Gli autori accompagnano alle valutazioni cliniche anche analisi istologica del prelievo bioptico eseguito a sei mesi dall’innesto osseo.
Risultati. Il risultato clinico ottenuto è quello di una buona ricostruzione con ristabilimento della morfologia e del volume osseo del processo alveolare senza necessità di avere un sito chirurgico donatore. Nella fase chirurgica a sei mesi dall’innesto per la rimozione dei mezzi di osteosintesi e inserimento impianti in titanio si è potuto apprezzare l’ottima integrazione dell’innesto con sanguinamento da parte dell’osso neoformato.

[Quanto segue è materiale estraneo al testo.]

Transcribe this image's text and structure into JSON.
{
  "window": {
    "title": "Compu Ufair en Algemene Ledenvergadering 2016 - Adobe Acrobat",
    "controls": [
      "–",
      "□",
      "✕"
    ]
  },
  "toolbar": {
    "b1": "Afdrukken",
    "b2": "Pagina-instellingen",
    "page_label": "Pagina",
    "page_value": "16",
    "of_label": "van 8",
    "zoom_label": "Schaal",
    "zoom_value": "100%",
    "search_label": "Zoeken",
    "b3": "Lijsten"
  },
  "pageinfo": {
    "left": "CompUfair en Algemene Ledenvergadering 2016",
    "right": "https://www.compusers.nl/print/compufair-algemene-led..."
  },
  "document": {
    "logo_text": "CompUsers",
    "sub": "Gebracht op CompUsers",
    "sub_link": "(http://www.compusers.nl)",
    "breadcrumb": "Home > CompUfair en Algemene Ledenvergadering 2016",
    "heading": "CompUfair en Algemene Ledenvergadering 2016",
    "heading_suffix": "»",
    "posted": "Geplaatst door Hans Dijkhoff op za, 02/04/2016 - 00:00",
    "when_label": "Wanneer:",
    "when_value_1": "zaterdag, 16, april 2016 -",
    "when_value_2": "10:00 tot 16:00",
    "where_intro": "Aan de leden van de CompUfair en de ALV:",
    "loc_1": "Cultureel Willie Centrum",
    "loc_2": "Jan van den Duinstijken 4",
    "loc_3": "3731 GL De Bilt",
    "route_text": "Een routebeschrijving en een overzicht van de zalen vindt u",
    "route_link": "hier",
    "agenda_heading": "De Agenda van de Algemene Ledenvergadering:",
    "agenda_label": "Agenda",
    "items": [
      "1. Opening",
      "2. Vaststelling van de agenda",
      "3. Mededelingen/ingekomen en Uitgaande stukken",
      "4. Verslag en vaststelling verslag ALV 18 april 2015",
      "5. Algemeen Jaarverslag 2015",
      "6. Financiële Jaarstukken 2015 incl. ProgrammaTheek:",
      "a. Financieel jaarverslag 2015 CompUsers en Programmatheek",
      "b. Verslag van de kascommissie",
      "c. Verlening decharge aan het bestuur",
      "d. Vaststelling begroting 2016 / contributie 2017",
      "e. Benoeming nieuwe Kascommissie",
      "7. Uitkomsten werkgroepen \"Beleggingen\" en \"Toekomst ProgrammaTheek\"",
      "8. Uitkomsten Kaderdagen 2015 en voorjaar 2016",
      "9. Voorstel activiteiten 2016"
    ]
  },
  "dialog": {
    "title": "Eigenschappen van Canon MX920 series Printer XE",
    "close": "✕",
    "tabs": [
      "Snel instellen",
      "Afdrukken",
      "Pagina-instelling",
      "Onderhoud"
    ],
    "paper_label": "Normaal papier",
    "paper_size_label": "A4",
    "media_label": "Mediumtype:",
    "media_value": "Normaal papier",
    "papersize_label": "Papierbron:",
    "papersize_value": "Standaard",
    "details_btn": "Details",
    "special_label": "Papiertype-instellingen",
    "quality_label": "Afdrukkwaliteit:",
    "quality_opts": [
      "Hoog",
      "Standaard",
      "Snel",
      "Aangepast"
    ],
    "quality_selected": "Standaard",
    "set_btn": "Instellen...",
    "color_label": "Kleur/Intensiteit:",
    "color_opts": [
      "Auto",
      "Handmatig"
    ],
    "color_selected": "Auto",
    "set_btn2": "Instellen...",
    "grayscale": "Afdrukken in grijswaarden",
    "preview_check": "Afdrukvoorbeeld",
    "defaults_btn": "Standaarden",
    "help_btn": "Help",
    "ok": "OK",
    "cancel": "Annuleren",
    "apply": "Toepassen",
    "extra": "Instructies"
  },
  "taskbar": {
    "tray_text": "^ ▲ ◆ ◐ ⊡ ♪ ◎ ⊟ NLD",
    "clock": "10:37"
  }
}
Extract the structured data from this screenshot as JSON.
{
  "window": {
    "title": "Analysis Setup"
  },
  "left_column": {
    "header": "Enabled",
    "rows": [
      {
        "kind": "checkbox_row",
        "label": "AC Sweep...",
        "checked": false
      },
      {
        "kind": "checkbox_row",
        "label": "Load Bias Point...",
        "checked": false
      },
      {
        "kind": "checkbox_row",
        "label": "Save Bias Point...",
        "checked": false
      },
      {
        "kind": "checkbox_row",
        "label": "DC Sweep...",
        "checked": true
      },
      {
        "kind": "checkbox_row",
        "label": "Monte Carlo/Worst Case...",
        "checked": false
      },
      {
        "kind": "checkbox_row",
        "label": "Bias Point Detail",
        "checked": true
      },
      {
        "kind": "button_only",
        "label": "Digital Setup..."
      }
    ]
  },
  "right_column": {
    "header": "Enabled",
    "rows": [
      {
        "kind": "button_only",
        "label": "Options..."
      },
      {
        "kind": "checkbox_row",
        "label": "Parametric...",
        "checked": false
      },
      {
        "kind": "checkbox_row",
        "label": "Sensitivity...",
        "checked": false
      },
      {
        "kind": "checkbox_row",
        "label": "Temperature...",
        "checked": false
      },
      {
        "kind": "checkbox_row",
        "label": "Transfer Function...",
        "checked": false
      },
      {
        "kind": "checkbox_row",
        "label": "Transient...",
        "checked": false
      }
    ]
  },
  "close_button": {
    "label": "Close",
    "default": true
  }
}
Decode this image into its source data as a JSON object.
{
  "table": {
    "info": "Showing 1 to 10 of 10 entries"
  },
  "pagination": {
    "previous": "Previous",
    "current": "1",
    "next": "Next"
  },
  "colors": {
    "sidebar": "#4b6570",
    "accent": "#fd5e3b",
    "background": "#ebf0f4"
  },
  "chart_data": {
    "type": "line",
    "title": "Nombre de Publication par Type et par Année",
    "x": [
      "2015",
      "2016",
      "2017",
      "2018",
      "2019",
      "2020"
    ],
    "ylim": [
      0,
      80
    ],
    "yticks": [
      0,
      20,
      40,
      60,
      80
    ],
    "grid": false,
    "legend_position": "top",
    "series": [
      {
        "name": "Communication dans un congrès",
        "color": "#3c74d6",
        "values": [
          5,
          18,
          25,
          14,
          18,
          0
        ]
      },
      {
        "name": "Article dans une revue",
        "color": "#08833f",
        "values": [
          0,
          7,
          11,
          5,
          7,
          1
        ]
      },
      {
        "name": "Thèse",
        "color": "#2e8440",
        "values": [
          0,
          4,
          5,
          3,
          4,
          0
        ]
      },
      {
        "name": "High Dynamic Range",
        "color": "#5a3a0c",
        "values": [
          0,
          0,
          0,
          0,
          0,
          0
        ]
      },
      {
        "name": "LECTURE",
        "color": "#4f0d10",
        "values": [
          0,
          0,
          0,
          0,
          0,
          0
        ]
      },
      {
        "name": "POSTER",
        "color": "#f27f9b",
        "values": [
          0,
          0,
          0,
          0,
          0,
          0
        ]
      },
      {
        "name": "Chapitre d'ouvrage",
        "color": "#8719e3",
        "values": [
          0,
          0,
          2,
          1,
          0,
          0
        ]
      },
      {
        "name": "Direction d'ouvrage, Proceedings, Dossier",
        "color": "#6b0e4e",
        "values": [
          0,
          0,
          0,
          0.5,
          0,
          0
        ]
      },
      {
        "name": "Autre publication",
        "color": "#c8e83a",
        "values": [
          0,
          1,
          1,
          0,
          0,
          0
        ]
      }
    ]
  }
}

Conclusioni. In conclusione possiamo affermare come l’uso di FFB nella chirurgia ricostruttive preprotesica avanzata possa essere preso in seria considerazione quale valida alternativa terapeutica all’utilizzo di osso autologo (prelevato da cresta iliaca o calvaria) per le sue qualità di materiale da innesto. Vengono inoltre a mancare il discomfort e le possibili complicanze legate alla presenza di un sito chirurgico donatore, il materiale è disponibile in quantità elevata ad un ottimo rapporto costo-beneficio e il suo utilizzo rende possibile una significativa diminuzione dei tempi operatori.